Iona to register SOA services and encourage reusability
Artix Registry/Repository software to promote sharing and support governance
Iona Technologies plans to plug a significant gap in the management and propagation of service-oriented architecture (SOA) with the release today [26 Mar] of software that will allow developers to register services and make them available to colleagues, partners and customers.
Iona ’s Artix Registry/Repository offers a services catalogue and records policies, contracts and dependencies to simplify reuse, help visualisation of service management, and inform audits.
“The industry is starting to understand the benefits of governance in SOA,” said Iona chief technology officer Eric Newcomer.
“Companies will start to view their assets as reusable services they can incorporate in new initiatives. To do that you have to have the service definitions and metadata as they relate to the runtime environment.”
Newcomer acknowledged that Iona is effectively building an approach similar to the aims of UDDI Universal Description Discovery and Integration), an XML-based registry, backed by standards body Oasis and developed from the beginning of the decade. However, UDDI aims have since been folded into other WS standards and the UDDI website appears not to have been updated for two years.

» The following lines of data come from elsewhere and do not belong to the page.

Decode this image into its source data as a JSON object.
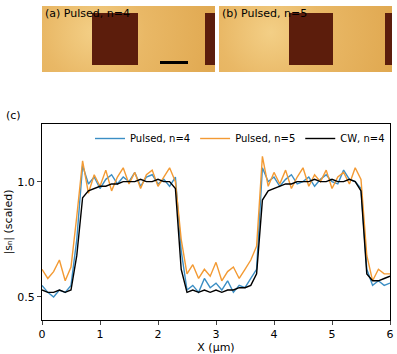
{
  "panels": [
    {
      "label": "(a) Pulsed, n=4"
    },
    {
      "label": "(b) Pulsed, n=5"
    }
  ],
  "chart_data": {
    "type": "line",
    "label": "(c)",
    "x_label": "X (μm)",
    "y_label": "|sₙ| (scaled)",
    "xlim": [
      0,
      6
    ],
    "xticks": [
      0,
      1,
      2,
      3,
      4,
      5,
      6
    ],
    "ylim": [
      0.4,
      1.25
    ],
    "yticks": [
      0.5,
      {
        "value": 1.0,
        "label": "1.0"
      }
    ],
    "legend": "top right",
    "grid": false,
    "x": [
      0.0,
      0.1,
      0.2,
      0.3,
      0.4,
      0.5,
      0.6,
      0.7,
      0.8,
      0.9,
      1.0,
      1.1,
      1.2,
      1.3,
      1.4,
      1.5,
      1.6,
      1.7,
      1.8,
      1.9,
      2.0,
      2.1,
      2.2,
      2.3,
      2.4,
      2.5,
      2.6,
      2.7,
      2.8,
      2.9,
      3.0,
      3.1,
      3.2,
      3.3,
      3.4,
      3.5,
      3.6,
      3.7,
      3.8,
      3.9,
      4.0,
      4.1,
      4.2,
      4.3,
      4.4,
      4.5,
      4.6,
      4.7,
      4.8,
      4.9,
      5.0,
      5.1,
      5.2,
      5.3,
      5.4,
      5.5,
      5.6,
      5.7,
      5.8,
      5.9,
      6.0
    ],
    "series": [
      {
        "name": "Pulsed, n=4",
        "color": "#3b8ec4",
        "values": [
          0.55,
          0.52,
          0.5,
          0.53,
          0.52,
          0.55,
          0.75,
          1.07,
          0.99,
          1.02,
          0.97,
          1.01,
          1.03,
          0.99,
          1.02,
          1.0,
          1.04,
          0.98,
          1.02,
          1.03,
          0.99,
          1.01,
          0.98,
          1.02,
          0.7,
          0.53,
          0.55,
          0.52,
          0.58,
          0.54,
          0.56,
          0.53,
          0.57,
          0.52,
          0.55,
          0.54,
          0.58,
          0.62,
          1.06,
          1.0,
          1.02,
          0.98,
          1.01,
          1.03,
          0.99,
          1.0,
          1.02,
          0.98,
          1.01,
          1.03,
          1.0,
          0.99,
          1.05,
          1.01,
          1.0,
          0.97,
          0.62,
          0.55,
          0.57,
          0.55,
          0.56
        ]
      },
      {
        "name": "Pulsed, n=5",
        "color": "#f39a33",
        "values": [
          0.62,
          0.58,
          0.61,
          0.66,
          0.57,
          0.63,
          0.85,
          1.09,
          0.95,
          1.03,
          0.98,
          1.05,
          0.96,
          1.02,
          1.06,
          0.99,
          1.04,
          0.97,
          1.03,
          1.05,
          0.98,
          1.02,
          1.06,
          1.0,
          0.75,
          0.6,
          0.64,
          0.58,
          0.62,
          0.59,
          0.65,
          0.57,
          0.61,
          0.63,
          0.58,
          0.62,
          0.66,
          0.72,
          1.11,
          0.98,
          1.04,
          0.99,
          1.05,
          0.97,
          1.02,
          1.06,
          0.98,
          1.03,
          1.0,
          1.05,
          0.97,
          1.02,
          1.04,
          0.99,
          1.06,
          1.01,
          0.68,
          0.57,
          0.62,
          0.6,
          0.6
        ]
      },
      {
        "name": "CW, n=4",
        "color": "#000000",
        "values": [
          0.53,
          0.52,
          0.52,
          0.53,
          0.52,
          0.53,
          0.68,
          0.93,
          0.96,
          0.97,
          0.98,
          0.98,
          0.99,
          0.99,
          1.0,
          1.0,
          1.0,
          1.01,
          1.0,
          1.0,
          1.01,
          1.0,
          1.0,
          0.97,
          0.62,
          0.52,
          0.53,
          0.52,
          0.53,
          0.52,
          0.53,
          0.52,
          0.53,
          0.53,
          0.54,
          0.54,
          0.55,
          0.6,
          0.92,
          0.96,
          0.97,
          0.98,
          0.99,
          0.99,
          1.0,
          1.0,
          1.0,
          1.01,
          1.0,
          1.0,
          1.01,
          1.0,
          1.0,
          1.01,
          1.0,
          0.96,
          0.6,
          0.57,
          0.57,
          0.58,
          0.59
        ]
      }
    ]
  }
}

“People forget that UDDI was designed to be this Yellow Pages in the sky of services but it hasn’t turned out that way,” Newcomer said.

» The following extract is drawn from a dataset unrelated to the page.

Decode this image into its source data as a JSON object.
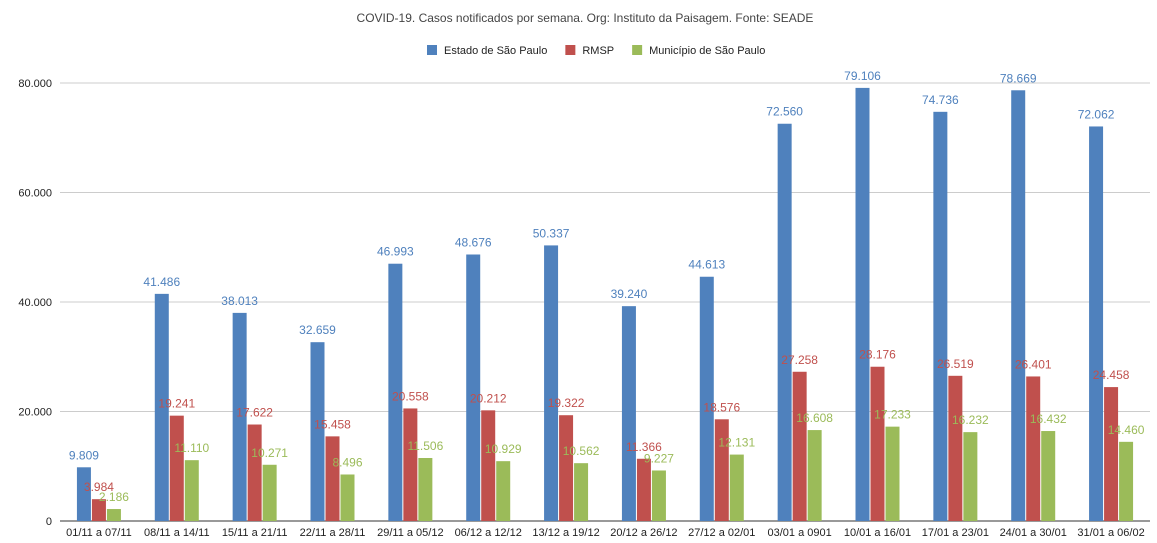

“There were lots of difficulties with the data and there was no rigour or effective overseeing. We’re taking services description to the next level.”
Although several IT giants including IBM and Oracle are attempting to dominate SOA, Iona’s independence from database, applications server, development language or other infrastructure could stand it in good stead.
“This is about holding information about the processes and services you’re going to add into your SOA,” said Andy Kellett of analyst firm Butler Group.
“Being able to stress open credentials is important because customers want to know you’re agile and flexible enough to keep infrastructure in place. SOA is about not having to rip and replace because a new generation of technology has come along.”